Enzo knows he is different from other dogs:  A philosopher with a nearly human soul (and an obsession with opposable thumbs), he has educated himself by watching television extensively, and by listening very closely to the words of his master, Denny Swift, an up-and-coming race car driver.   Through Denny, Enzo has gained tremendous insight into the human condition, and he sees that life, like racing, isn’t simply about going fast.   Using the techniques needed on the race track, one can successfully navigate all of life’s ordeals.

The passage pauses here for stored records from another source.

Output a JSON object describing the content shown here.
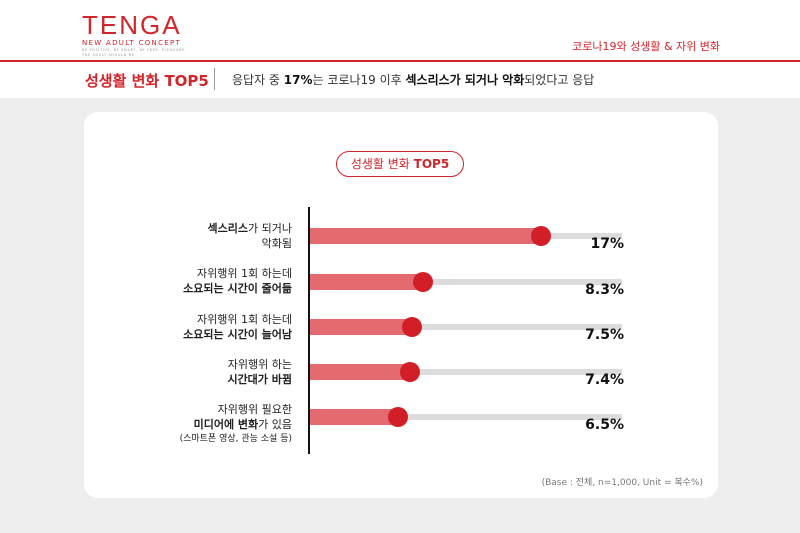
{
  "header": {
    "logo_main": "TENGA",
    "logo_sub": "NEW ADULT CONCEPT",
    "logo_tiny": "BE POSITIVE, BE SMART, BE FREE. PLEASURE, THE ADULT SHOULD BE",
    "topic": "코로나19와 성생활 & 자위 변화"
  },
  "title_bar": {
    "title": "성생활 변화 TOP5",
    "summary_pre": "응답자 중 ",
    "summary_pct": "17%",
    "summary_mid": "는 코로나19 이후 ",
    "summary_bold": "섹스리스가 되거나 악화",
    "summary_post": "되었다고 응답"
  },
  "card": {
    "pill_plain": "성생활 변화 ",
    "pill_bold": "TOP5",
    "footnote": "(Base : 전체, n=1,000, Unit = 복수%)"
  },
  "labels": [
    {
      "l1_bold": "섹스리스",
      "l1_rest": "가 되거나",
      "l2": "악화됨"
    },
    {
      "l1": "자위행위 1회 하는데",
      "l2_bold": "소요되는 시간이 줄어듦"
    },
    {
      "l1": "자위행위 1회 하는데",
      "l2_bold": "소요되는 시간이 늘어남"
    },
    {
      "l1": "자위행위 하는",
      "l2_bold": "시간대가 바뀜"
    },
    {
      "l1": "자위행위 필요한",
      "l2_bold": "미디어에 변화",
      "l2_rest": "가 있음",
      "l3": "(스마트폰 영상, 관능 소설 등)"
    }
  ],
  "value_labels": [
    "17%",
    "8.3%",
    "7.5%",
    "7.4%",
    "6.5%"
  ],
  "chart_data": {
    "type": "bar",
    "orientation": "horizontal",
    "title": "성생활 변화 TOP5",
    "categories": [
      "섹스리스가 되거나 악화됨",
      "자위행위 1회 하는데 소요되는 시간이 줄어듦",
      "자위행위 1회 하는데 소요되는 시간이 늘어남",
      "자위행위 하는 시간대가 바뀜",
      "자위행위 필요한 미디어에 변화가 있음 (스마트폰 영상, 관능 소설 등)"
    ],
    "values": [
      17,
      8.3,
      7.5,
      7.4,
      6.5
    ],
    "unit": "%",
    "xlim": [
      0,
      23
    ],
    "colors": {
      "bar": "#e36a6f",
      "dot": "#d21f27",
      "track": "#dcdcdc",
      "accent": "#d2242b"
    }
  }
}
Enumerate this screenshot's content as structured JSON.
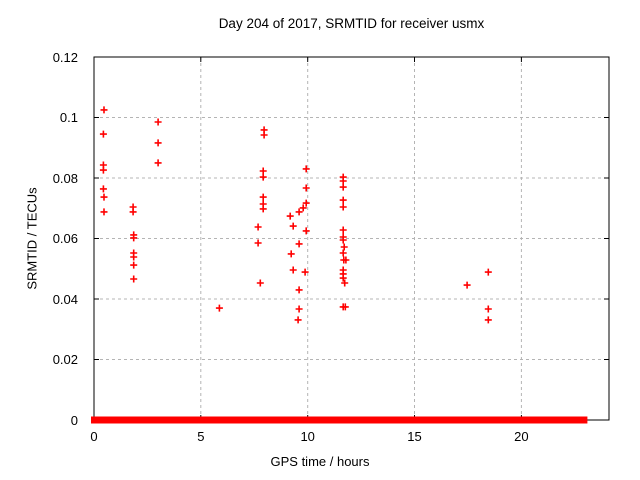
{
  "figure": {
    "background": "#ffffff"
  },
  "chart_data": {
    "type": "scatter",
    "title": "Day 204 of 2017, SRMTID for receiver usmx",
    "xlabel": "GPS time / hours",
    "ylabel": "SRMTID / TECUs",
    "xlim": [
      0,
      24.1
    ],
    "ylim": [
      0,
      0.12
    ],
    "xticks": {
      "values": [
        0,
        5,
        10,
        15,
        20
      ],
      "labels": [
        "0",
        "5",
        "10",
        "15",
        "20"
      ]
    },
    "yticks": {
      "values": [
        0,
        0.02,
        0.04,
        0.06,
        0.08,
        0.1,
        0.12
      ],
      "labels": [
        "0",
        "0.02",
        "0.04",
        "0.06",
        "0.08",
        "0.1",
        "0.12"
      ]
    },
    "grid": true,
    "legend": "none",
    "marker": {
      "shape": "plus",
      "color": "#ff0000",
      "size": 7
    },
    "border_color": "#000000",
    "grid_color": "#b4b4b4",
    "series": [
      {
        "name": "SRMTID",
        "points": [
          [
            0.47,
            0.1025
          ],
          [
            0.44,
            0.0945
          ],
          [
            0.44,
            0.0843
          ],
          [
            0.44,
            0.0826
          ],
          [
            0.44,
            0.0764
          ],
          [
            0.47,
            0.0737
          ],
          [
            0.47,
            0.0688
          ],
          [
            1.83,
            0.0704
          ],
          [
            1.83,
            0.0688
          ],
          [
            1.86,
            0.0612
          ],
          [
            1.86,
            0.0602
          ],
          [
            1.86,
            0.0552
          ],
          [
            1.86,
            0.0539
          ],
          [
            1.86,
            0.0512
          ],
          [
            1.86,
            0.0466
          ],
          [
            3.0,
            0.0985
          ],
          [
            3.0,
            0.0916
          ],
          [
            3.0,
            0.085
          ],
          [
            5.87,
            0.037
          ],
          [
            7.96,
            0.0959
          ],
          [
            7.96,
            0.0942
          ],
          [
            7.92,
            0.0823
          ],
          [
            7.92,
            0.0803
          ],
          [
            7.92,
            0.0737
          ],
          [
            7.92,
            0.0714
          ],
          [
            7.92,
            0.0698
          ],
          [
            7.68,
            0.0638
          ],
          [
            7.68,
            0.0585
          ],
          [
            7.78,
            0.0453
          ],
          [
            9.93,
            0.083
          ],
          [
            9.93,
            0.0767
          ],
          [
            9.93,
            0.0717
          ],
          [
            9.79,
            0.0701
          ],
          [
            9.6,
            0.0688
          ],
          [
            9.18,
            0.0674
          ],
          [
            9.32,
            0.0641
          ],
          [
            9.93,
            0.0625
          ],
          [
            9.6,
            0.0582
          ],
          [
            9.23,
            0.0549
          ],
          [
            9.32,
            0.0496
          ],
          [
            9.88,
            0.0489
          ],
          [
            9.6,
            0.043
          ],
          [
            9.6,
            0.0367
          ],
          [
            9.55,
            0.0331
          ],
          [
            11.66,
            0.0803
          ],
          [
            11.66,
            0.079
          ],
          [
            11.66,
            0.077
          ],
          [
            11.66,
            0.0727
          ],
          [
            11.66,
            0.0704
          ],
          [
            11.66,
            0.0628
          ],
          [
            11.66,
            0.0605
          ],
          [
            11.66,
            0.0595
          ],
          [
            11.71,
            0.0572
          ],
          [
            11.66,
            0.0552
          ],
          [
            11.69,
            0.0529
          ],
          [
            11.79,
            0.0529
          ],
          [
            11.66,
            0.0496
          ],
          [
            11.66,
            0.0483
          ],
          [
            11.66,
            0.0469
          ],
          [
            11.73,
            0.0453
          ],
          [
            11.66,
            0.0374
          ],
          [
            11.76,
            0.0374
          ],
          [
            17.46,
            0.0446
          ],
          [
            18.45,
            0.0489
          ],
          [
            18.45,
            0.0367
          ],
          [
            18.45,
            0.0331
          ]
        ]
      }
    ],
    "zero_line_segments": [
      [
        0.0,
        0.45
      ],
      [
        0.62,
        11.6
      ],
      [
        11.8,
        17.89
      ],
      [
        18.13,
        19.95
      ],
      [
        20.16,
        22.2
      ],
      [
        22.36,
        22.95
      ]
    ]
  }
}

On the eve of his death, Enzo takes stock of his life, recalling all that he and his family have been through…   Having learned what it takes to be a compassionate and successful person, the wise canine can barely wait until his next lifetime, when he is sure to return as a man.   A heart-wrenching but deeply funny and ultimately uplifting story.

Contest Rules

We’re keeping this simple and easy.   To enter, you must be a resident of the continental United States with a mailing address that may (unlike the case in most contests) include a P.O. box.   Send your entries to josephsreviews@gmail.com  by Friday, September 4, 2009.   To be entered once in this contest, send in your name and e-mail address; the latter will only be used to contact you if you are the winner.   To be entered a second time, send in the name of your all-time favorite or current pet and indicate what type of animal this is (dog, cat, bird, etc.).

All entries received by the end of the day on September 4th will be placed in a very large and inexpensive plastic container and Munchy the Norwegian Forest Cat will pick out the winner – using his very sharp claws – on the following weekend.   The winner will be notified via e-mail on Monday, September 7, 2009.art of racing

That’s it.   Good luck and good reading!